Stripe action presets

⚡ New — Available in PR #736

Five Stripe actions ship as ready-to-use presets in the Action Template Picker. Each is wired to your organization’s Stripe billing — the chatbot can answer subscription and invoice questions or, with confirmation, modify subscriptions on behalf of the user.

In this guide:

  • The five presets
  • How to enable a preset
  • Destructive actions (cancel, update)
  • The new single-invoice route
  • Limitations

The five presets

PresetWhat it doesDestructive?
stripe/get-subscription-statusRead your tenant’s current subscription tier and status.No
stripe/cancel-subscriptionCancel the subscription.Yes — confirmation required
stripe/update-subscriptionChange plan or quantity (upgrade / downgrade).Yes — confirmation required
stripe/list-invoicesPaginated list of invoices with date, amount, status.No
stripe/get-invoiceSingle invoice fetch by Stripe ID (in_...).No

Step 1: Enable a preset

On your chatbot detail page → ActionsNew action → Template Picker → Stripe section.

Click the preset you want. The Action Builder opens, pre-filled with the preset’s:

  • Endpoint (already pointing at your org’s billing routes).
  • HTTP method.
  • Input JSON schema.
  • Default LLM prompt explaining when to call.
  • destructive flag (true for cancel and update).

The slug field is locked — you can’t change it because the preset is wired to a specific endpoint contract.

Stripe presets Screenshot: The Stripe section of the Template Picker with all five presets.

Step 2: Save

Save the action. It’s now live and the bot will consider it on every message.

Step 3: Test

In the Playground:

  • “What plan am I on?” → bot triggers get-subscription-status → returns “Growth (active).”
  • “Show me my invoices.” → bot triggers list-invoices → renders a list inline.
  • “Cancel my subscription.” → bot triggers cancel-subscription → shows confirmation card with the subscription ID, plan, and effective date.

Destructive actions: cancel and update

Both cancel-subscription and update-subscription are destructive — they modify your tenant’s billing in Stripe. The framework requires user confirmation by default:

  1. Bot proposes the action with extracted parameters.
  2. Confirmation card appears in chat: action name, parameters, expected effect, Confirm / Cancel buttons.
  3. User confirms → action fires.
  4. Stripe API responds → bot continues conversation.

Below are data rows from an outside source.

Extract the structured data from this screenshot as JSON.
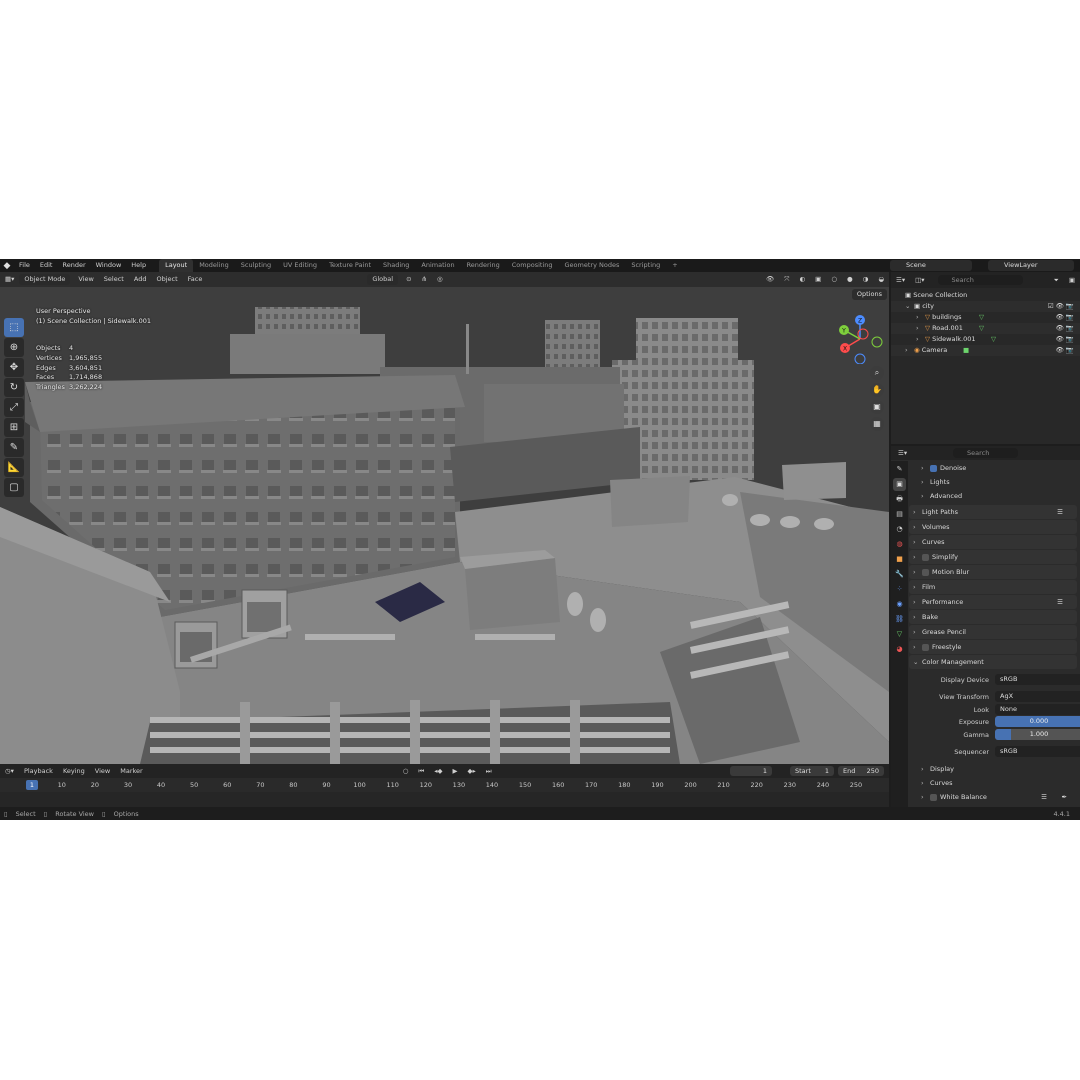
{
  "menu": [
    "File",
    "Edit",
    "Render",
    "Window",
    "Help"
  ],
  "workspaces": [
    "Layout",
    "Modeling",
    "Sculpting",
    "UV Editing",
    "Texture Paint",
    "Shading",
    "Animation",
    "Rendering",
    "Compositing",
    "Geometry Nodes",
    "Scripting"
  ],
  "active_workspace": "Layout",
  "scene": "Scene",
  "view_layer": "ViewLayer",
  "viewport": {
    "mode": "Object Mode",
    "menus": [
      "View",
      "Select",
      "Add",
      "Object",
      "Face"
    ],
    "transform_orientation": "Global",
    "options_label": "Options",
    "view_name": "User Perspective",
    "context": "(1) Scene Collection | Sidewalk.001",
    "stats": [
      {
        "label": "Objects",
        "value": "4"
      },
      {
        "label": "Vertices",
        "value": "1,965,855"
      },
      {
        "label": "Edges",
        "value": "3,604,851"
      },
      {
        "label": "Faces",
        "value": "1,714,868"
      },
      {
        "label": "Triangles",
        "value": "3,262,224"
      }
    ],
    "gizmo_axes": {
      "x": "X",
      "y": "Y",
      "z": "Z"
    }
  },
  "outliner": {
    "search_placeholder": "Search",
    "rows": [
      {
        "label": "Scene Collection",
        "indent": 0
      },
      {
        "label": "city",
        "indent": 1
      },
      {
        "label": "buildings",
        "indent": 2
      },
      {
        "label": "Road.001",
        "indent": 2
      },
      {
        "label": "Sidewalk.001",
        "indent": 2
      },
      {
        "label": "Camera",
        "indent": 1
      }
    ]
  },
  "properties": {
    "search_placeholder": "Search",
    "sections": {
      "denoise": "Denoise",
      "lights": "Lights",
      "advanced": "Advanced",
      "light_paths": "Light Paths",
      "volumes": "Volumes",
      "curves": "Curves",
      "simplify": "Simplify",
      "motion_blur": "Motion Blur",
      "film": "Film",
      "performance": "Performance",
      "bake": "Bake",
      "grease_pencil": "Grease Pencil",
      "freestyle": "Freestyle",
      "color_management": "Color Management",
      "display": "Display",
      "curves2": "Curves",
      "white_balance": "White Balance"
    },
    "color_management": {
      "display_device_label": "Display Device",
      "display_device": "sRGB",
      "view_transform_label": "View Transform",
      "view_transform": "AgX",
      "look_label": "Look",
      "look": "None",
      "exposure_label": "Exposure",
      "exposure": "0.000",
      "gamma_label": "Gamma",
      "gamma": "1.000",
      "sequencer_label": "Sequencer",
      "sequencer": "sRGB"
    }
  },
  "timeline": {
    "menus": [
      "Playback",
      "Keying",
      "View",
      "Marker"
    ],
    "current_frame": "1",
    "start_label": "Start",
    "start": "1",
    "end_label": "End",
    "end": "250",
    "ticks": [
      "1",
      "10",
      "20",
      "30",
      "40",
      "50",
      "60",
      "70",
      "80",
      "90",
      "100",
      "110",
      "120",
      "130",
      "140",
      "150",
      "160",
      "170",
      "180",
      "190",
      "200",
      "210",
      "220",
      "230",
      "240",
      "250"
    ]
  },
  "statusbar": {
    "select": "Select",
    "rotate": "Rotate View",
    "options": "Options",
    "version": "4.4.1"
  },
  "colors": {
    "accent": "#4772b3",
    "bg": "#1d1d1d",
    "viewport": "#3f3f3f"
  }
}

For sensitive cancellations, escalate confirmation to a human teammate via Slack — see Confirmation flows.

The new single-invoice route

This PR also adds a backend proxy route specifically for fetching one invoice:

  • GET /api/organizations/[id]/invoices/[invoiceId]
  • Validates invoiceId against ^in_[A-Za-z0-9_]+$ to prevent SSRF.
  • Forwards to Hilal’s backend with the user’s auth.
  • Returns 400 for malformed IDs, 5xx for backend errors.

The stripe/get-invoice preset uses this route.

What runs on the backend vs. the frontend

To preserve security, no Stripe SDK is loaded in your browser. The chatbot:

  1. Sees a Stripe action match.
  2. Calls a Hilal Chatbot proxy route.
  3. The proxy uses your saved Stripe credentials on the backend.
  4. The Stripe SDK call happens server-side.
  5. The response flows back through the proxy.

This means you don’t need to expose Stripe API keys to the frontend.

Limitations

  • Tenant-scoped only. These presets manage your organization’s Stripe subscription with Hilal Chatbot — they don’t manage your customers’ Stripe records. For that, build a custom Stripe action keyed by customer ID.
  • No webhook listening. These are on-demand reads; no real-time push of Stripe events into chat.
  • No partial cancellations beyond what Stripe natively supports (immediate vs. period-end).

Permissions

  • actions.create — to enable presets.
  • actions.execute — for the bot to fire them.
  • For destructive presets, also need admin role to bypass confirmation; otherwise the confirmation flow gates execution.

Troubleshooting

  • Preset shows but call returns 404. The Hilal Chatbot backend may not yet expose the matching route. Confirm with support.
  • Confirmation card appears but Confirm doesn’t fire. Check action audit log for the actual error.
  • Cancel succeeds but Stripe still charges. Stripe cancellations are usually period-end by default — verify the cancel mode in the action parameters.